Sharon Pratt Kelly|
In the ensuing campaign, the diminutive candidate with the strong voice came across well at public forums. She showed no hesitation to attack Marion Barry and the four council incumbents in the mayor's race. She promised to fire 2,000 mid-level managers right away and clean house in city government. Dixon won handily after picking up the Washington Post endorsement.
But her first year was a disaster. Her grandmother died, and a trusted friend and adviser died when the city ambulance went to the wrong address. At the end of that year, she unexpectedly married New York City businessman James Kelly and changed her name. But her new husband seemed uncomfortable in the public spotlight, and did not play the supporting role of First Spouse. Mayor Kelly was never able to get control of a city government still loyal to Barry, and she often mistrusted the advice she got from aides.

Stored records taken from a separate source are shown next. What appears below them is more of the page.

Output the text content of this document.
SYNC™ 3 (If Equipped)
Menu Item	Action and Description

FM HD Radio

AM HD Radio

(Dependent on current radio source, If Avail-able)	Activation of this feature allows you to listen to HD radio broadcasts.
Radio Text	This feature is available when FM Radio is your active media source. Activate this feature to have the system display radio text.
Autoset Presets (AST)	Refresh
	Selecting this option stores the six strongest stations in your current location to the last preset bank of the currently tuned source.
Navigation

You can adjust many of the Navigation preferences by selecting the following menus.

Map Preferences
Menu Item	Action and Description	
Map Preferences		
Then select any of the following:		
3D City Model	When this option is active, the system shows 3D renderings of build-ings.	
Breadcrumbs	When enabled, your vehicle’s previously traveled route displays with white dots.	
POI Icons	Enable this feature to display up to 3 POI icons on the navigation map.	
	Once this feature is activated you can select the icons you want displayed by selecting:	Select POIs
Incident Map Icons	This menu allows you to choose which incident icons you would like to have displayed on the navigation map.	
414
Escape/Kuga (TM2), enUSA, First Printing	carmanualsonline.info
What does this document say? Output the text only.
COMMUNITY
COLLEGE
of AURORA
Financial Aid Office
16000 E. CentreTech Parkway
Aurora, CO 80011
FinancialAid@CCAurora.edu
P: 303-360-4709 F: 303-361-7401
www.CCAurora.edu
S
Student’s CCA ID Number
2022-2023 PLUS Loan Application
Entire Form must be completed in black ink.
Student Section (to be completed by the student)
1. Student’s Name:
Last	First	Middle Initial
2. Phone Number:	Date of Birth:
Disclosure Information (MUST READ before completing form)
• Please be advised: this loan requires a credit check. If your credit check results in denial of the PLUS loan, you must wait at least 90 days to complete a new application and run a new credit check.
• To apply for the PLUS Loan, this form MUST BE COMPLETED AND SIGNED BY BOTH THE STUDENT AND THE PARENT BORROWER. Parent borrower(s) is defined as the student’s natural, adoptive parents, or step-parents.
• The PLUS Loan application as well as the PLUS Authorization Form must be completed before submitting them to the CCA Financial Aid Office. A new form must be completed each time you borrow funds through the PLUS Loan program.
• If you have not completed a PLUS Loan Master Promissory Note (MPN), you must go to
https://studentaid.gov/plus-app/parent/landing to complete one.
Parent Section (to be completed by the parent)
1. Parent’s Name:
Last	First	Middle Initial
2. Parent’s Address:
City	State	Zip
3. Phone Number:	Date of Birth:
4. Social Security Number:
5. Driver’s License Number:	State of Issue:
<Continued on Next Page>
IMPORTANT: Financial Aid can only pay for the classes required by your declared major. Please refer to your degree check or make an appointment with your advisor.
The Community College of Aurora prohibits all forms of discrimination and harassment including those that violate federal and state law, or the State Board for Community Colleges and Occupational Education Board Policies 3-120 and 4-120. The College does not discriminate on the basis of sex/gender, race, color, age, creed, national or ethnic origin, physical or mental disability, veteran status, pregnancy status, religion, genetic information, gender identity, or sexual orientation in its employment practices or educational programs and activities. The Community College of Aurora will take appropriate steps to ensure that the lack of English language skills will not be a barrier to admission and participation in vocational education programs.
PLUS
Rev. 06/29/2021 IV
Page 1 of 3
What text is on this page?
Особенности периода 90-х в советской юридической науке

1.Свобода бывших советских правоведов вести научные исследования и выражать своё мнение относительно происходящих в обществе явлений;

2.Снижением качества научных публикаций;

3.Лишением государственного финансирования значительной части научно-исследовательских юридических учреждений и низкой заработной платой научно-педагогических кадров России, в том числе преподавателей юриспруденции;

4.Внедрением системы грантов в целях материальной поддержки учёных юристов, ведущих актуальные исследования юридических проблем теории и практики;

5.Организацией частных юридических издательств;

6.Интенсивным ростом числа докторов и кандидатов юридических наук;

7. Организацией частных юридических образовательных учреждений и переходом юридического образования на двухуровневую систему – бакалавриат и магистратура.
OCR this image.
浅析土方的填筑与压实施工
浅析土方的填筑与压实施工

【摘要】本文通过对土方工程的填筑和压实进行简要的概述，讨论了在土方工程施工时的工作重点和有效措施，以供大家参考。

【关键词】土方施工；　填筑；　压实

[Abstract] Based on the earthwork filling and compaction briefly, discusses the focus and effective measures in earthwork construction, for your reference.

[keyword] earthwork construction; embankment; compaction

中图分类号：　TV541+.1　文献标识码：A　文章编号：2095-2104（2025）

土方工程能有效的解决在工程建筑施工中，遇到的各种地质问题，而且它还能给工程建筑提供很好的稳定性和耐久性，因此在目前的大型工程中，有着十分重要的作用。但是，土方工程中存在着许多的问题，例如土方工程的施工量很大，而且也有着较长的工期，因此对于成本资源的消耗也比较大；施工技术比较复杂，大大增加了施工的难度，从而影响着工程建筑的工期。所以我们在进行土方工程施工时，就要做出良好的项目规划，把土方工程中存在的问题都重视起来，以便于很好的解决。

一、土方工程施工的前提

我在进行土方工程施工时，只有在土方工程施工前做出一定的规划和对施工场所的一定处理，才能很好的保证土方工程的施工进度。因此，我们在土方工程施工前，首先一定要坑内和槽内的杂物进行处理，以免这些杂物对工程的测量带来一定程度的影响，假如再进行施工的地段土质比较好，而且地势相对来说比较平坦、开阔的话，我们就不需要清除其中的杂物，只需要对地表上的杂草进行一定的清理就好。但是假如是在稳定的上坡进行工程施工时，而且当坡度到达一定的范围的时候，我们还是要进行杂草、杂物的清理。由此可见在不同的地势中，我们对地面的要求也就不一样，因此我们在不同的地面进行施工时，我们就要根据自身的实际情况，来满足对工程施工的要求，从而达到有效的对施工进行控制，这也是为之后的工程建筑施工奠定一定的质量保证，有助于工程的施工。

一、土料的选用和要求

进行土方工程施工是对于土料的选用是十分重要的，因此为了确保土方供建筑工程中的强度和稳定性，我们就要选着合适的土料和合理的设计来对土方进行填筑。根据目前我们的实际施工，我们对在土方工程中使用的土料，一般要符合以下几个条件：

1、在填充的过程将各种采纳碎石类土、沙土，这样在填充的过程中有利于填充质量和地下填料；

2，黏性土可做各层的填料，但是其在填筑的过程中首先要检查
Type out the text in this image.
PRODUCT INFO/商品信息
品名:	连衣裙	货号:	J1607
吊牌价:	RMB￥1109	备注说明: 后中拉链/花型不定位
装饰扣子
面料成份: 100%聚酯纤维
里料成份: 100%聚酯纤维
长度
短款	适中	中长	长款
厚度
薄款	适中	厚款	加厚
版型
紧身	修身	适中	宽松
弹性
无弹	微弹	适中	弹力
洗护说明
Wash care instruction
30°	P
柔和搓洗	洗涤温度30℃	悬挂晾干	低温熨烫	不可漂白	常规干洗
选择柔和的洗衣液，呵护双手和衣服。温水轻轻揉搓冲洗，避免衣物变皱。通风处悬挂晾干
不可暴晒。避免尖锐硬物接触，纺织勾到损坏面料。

A Barry-backed effort to recall her during her second year in office threw her administration off stride. The recall effort turned out to be more sound than fury, but Kelly backed away from the tough reforms she promised in the campaign.
Instead, she launched harsh attacks on Congress for the city's financial woes and became a champion of D.C. statehood. But her administration continued to founder, and she alienated a Democratic-controlled Congress by withholding information, or providing false information, about the city's finances. Her blunders and ineptness soured voters on inexperienced newcomers and paved the way for Barry's comeback.